The obsession with water “memory” – one of Călin Georgescu recurrent themes
Additionally, bringing water-related topics back into the public’s attention has a strong connection to public statements made by the former presidential candidate Călin Georgescu, currently on trial for complicity in attempting actions against constitutional order. On several occasions over time, Georgescu said that water has a memory of its own, that it conveys messages, and that we cannot reduce it to its chemical formula. “We don't know what water is.

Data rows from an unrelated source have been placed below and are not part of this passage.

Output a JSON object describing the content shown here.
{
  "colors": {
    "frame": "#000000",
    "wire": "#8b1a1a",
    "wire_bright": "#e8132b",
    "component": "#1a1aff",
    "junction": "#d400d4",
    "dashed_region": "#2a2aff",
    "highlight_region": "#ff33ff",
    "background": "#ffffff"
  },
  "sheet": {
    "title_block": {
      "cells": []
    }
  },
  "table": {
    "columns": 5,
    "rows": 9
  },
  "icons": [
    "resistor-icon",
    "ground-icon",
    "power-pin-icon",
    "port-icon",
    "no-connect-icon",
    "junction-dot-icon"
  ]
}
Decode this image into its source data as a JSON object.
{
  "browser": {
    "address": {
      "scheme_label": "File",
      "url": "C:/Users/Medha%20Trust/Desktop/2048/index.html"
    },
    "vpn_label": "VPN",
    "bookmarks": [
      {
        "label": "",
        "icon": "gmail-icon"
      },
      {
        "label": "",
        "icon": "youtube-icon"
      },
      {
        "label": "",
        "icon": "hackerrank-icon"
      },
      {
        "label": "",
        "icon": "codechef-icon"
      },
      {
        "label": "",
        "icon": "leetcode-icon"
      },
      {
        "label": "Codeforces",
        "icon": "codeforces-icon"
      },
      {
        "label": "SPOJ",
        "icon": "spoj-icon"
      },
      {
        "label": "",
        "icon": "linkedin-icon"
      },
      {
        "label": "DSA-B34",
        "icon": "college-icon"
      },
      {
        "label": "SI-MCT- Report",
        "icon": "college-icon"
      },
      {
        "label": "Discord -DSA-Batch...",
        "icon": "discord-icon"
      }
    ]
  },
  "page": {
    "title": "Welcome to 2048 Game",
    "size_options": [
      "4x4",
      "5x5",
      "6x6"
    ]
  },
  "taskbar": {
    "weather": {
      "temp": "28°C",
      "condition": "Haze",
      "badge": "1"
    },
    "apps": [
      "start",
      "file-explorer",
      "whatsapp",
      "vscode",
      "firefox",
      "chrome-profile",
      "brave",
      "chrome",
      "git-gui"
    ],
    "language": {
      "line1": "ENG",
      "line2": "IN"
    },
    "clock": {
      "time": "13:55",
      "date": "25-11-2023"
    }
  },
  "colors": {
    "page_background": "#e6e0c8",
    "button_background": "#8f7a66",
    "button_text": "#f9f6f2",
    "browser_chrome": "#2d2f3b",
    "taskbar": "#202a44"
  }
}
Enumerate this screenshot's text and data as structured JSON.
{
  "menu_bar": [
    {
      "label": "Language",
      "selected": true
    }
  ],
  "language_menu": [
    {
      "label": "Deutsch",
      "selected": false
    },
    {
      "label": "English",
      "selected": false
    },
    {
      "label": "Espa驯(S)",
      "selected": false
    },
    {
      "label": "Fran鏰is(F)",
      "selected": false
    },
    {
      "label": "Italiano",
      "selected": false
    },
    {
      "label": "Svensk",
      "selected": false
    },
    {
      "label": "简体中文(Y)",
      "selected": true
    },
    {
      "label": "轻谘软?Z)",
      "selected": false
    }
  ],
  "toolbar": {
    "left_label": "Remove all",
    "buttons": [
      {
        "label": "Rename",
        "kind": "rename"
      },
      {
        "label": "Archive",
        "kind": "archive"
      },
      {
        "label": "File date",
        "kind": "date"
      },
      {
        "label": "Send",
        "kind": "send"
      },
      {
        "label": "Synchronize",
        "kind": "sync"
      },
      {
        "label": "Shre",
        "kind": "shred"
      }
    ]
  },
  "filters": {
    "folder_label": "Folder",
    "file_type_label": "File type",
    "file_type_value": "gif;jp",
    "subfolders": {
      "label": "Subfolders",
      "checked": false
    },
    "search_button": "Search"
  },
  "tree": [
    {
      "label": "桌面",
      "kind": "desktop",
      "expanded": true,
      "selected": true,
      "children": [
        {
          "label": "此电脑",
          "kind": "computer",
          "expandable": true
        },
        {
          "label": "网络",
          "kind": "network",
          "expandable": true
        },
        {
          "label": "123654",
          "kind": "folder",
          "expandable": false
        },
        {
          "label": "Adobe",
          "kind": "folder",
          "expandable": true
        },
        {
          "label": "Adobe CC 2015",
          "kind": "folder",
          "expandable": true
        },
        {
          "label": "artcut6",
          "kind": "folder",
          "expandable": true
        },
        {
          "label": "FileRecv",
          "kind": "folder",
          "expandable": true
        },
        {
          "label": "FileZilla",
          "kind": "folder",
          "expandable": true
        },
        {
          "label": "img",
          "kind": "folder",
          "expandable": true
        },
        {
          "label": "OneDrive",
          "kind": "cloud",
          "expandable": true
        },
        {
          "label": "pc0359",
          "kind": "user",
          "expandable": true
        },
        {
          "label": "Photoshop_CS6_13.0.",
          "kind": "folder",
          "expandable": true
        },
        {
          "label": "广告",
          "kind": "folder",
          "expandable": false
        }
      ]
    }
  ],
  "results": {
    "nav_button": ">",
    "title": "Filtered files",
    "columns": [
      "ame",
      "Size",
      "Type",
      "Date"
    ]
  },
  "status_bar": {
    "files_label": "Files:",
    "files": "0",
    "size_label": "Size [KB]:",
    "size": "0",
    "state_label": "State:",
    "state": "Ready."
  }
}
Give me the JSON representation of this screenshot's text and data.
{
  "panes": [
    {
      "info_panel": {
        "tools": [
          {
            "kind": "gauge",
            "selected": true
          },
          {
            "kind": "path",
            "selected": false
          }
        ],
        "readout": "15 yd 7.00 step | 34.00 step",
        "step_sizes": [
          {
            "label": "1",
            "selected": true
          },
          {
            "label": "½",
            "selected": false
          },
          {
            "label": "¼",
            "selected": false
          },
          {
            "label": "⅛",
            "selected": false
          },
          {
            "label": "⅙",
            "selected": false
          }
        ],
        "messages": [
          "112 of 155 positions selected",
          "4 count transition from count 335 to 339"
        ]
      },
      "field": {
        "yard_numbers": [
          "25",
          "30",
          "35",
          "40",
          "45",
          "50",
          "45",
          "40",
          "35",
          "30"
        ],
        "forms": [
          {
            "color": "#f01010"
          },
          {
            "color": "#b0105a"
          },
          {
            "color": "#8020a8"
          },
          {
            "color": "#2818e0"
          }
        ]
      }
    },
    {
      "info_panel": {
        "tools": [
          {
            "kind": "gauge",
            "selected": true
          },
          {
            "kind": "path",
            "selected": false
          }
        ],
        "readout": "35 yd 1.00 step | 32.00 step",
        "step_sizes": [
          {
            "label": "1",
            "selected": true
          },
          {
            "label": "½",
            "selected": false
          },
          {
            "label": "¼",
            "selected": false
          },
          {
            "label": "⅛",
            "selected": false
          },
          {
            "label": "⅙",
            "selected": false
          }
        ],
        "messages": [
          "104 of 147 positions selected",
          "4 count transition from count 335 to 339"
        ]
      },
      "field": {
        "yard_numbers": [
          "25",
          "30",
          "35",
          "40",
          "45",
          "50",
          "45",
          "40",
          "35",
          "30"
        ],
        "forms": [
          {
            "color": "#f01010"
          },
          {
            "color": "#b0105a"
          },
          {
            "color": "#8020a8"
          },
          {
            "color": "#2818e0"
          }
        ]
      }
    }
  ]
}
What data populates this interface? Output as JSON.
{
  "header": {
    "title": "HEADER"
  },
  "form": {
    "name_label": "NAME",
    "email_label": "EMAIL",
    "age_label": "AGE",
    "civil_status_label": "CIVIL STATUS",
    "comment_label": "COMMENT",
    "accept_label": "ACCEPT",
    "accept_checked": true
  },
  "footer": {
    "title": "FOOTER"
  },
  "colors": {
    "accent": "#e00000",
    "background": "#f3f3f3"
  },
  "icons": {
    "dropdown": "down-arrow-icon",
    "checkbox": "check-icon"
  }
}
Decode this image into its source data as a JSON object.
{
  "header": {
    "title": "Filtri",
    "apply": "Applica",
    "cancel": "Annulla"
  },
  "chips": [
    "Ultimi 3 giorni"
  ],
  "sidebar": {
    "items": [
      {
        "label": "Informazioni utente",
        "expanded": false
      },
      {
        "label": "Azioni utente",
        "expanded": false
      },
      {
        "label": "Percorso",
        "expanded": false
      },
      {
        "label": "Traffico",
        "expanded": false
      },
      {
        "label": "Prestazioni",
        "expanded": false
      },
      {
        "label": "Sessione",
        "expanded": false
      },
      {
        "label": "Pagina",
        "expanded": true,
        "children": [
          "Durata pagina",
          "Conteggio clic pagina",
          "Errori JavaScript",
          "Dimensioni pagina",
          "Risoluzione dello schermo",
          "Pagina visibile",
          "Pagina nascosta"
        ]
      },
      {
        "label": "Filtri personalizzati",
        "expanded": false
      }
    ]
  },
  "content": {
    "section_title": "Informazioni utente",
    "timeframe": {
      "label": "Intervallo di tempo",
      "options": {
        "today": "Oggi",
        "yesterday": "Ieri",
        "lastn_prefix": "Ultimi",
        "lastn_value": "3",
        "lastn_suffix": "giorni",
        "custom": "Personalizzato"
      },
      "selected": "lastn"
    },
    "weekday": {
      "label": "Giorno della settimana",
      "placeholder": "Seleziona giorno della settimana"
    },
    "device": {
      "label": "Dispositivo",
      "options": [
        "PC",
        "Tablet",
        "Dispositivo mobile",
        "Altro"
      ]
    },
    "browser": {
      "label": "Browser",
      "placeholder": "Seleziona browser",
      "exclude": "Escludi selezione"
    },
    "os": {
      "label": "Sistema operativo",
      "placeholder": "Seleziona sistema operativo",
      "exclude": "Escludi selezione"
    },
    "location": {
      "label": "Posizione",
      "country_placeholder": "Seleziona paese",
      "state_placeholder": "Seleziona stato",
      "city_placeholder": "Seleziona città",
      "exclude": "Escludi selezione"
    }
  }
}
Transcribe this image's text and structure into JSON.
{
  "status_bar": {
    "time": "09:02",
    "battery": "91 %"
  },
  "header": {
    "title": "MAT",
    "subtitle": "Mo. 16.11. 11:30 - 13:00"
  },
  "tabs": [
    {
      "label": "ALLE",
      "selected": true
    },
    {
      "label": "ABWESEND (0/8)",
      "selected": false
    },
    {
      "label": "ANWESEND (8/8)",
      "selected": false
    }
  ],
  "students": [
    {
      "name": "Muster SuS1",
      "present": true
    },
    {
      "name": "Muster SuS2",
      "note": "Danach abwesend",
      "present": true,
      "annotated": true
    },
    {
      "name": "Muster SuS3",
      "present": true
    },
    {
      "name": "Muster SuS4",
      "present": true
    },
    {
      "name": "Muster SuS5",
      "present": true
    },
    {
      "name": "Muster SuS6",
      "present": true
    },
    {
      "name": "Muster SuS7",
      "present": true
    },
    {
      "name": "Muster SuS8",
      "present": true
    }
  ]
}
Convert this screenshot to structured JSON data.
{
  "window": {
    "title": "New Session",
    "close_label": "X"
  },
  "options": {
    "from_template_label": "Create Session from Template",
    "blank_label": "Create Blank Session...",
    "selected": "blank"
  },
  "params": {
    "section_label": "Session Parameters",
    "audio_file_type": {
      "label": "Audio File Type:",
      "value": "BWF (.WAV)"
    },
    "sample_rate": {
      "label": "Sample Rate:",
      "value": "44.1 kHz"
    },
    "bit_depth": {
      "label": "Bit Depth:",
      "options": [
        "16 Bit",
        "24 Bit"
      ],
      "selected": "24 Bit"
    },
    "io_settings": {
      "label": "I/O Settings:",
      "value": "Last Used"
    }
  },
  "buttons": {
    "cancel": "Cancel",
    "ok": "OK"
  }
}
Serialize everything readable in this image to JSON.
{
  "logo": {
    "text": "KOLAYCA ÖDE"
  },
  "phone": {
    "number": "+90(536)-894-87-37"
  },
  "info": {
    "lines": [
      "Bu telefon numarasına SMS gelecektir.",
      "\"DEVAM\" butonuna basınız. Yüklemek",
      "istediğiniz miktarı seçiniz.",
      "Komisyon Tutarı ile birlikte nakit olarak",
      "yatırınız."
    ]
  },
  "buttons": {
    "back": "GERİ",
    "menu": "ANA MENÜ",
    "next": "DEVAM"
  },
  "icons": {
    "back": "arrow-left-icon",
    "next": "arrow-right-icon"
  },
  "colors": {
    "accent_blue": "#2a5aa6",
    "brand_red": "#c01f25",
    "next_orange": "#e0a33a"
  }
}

H2O means nothing”, “Water has memory, and through pollution we destroy its soul”, "Water is alive and conveys messages, but we won’t listen", "Water is the key to life, but it is misunderstood. It's the subtle energy that connects spirit to matter" - these are but some of Georgescu's statements on this matter.
We should also note that one of the main narratives of the propaganda war waged by Moscow against the West is humanity's “moral decay and deviation from Christian values”, while its spiritual salvation can only come from Russia, the only space where traditional, Christian-Orthodox values are still preserved.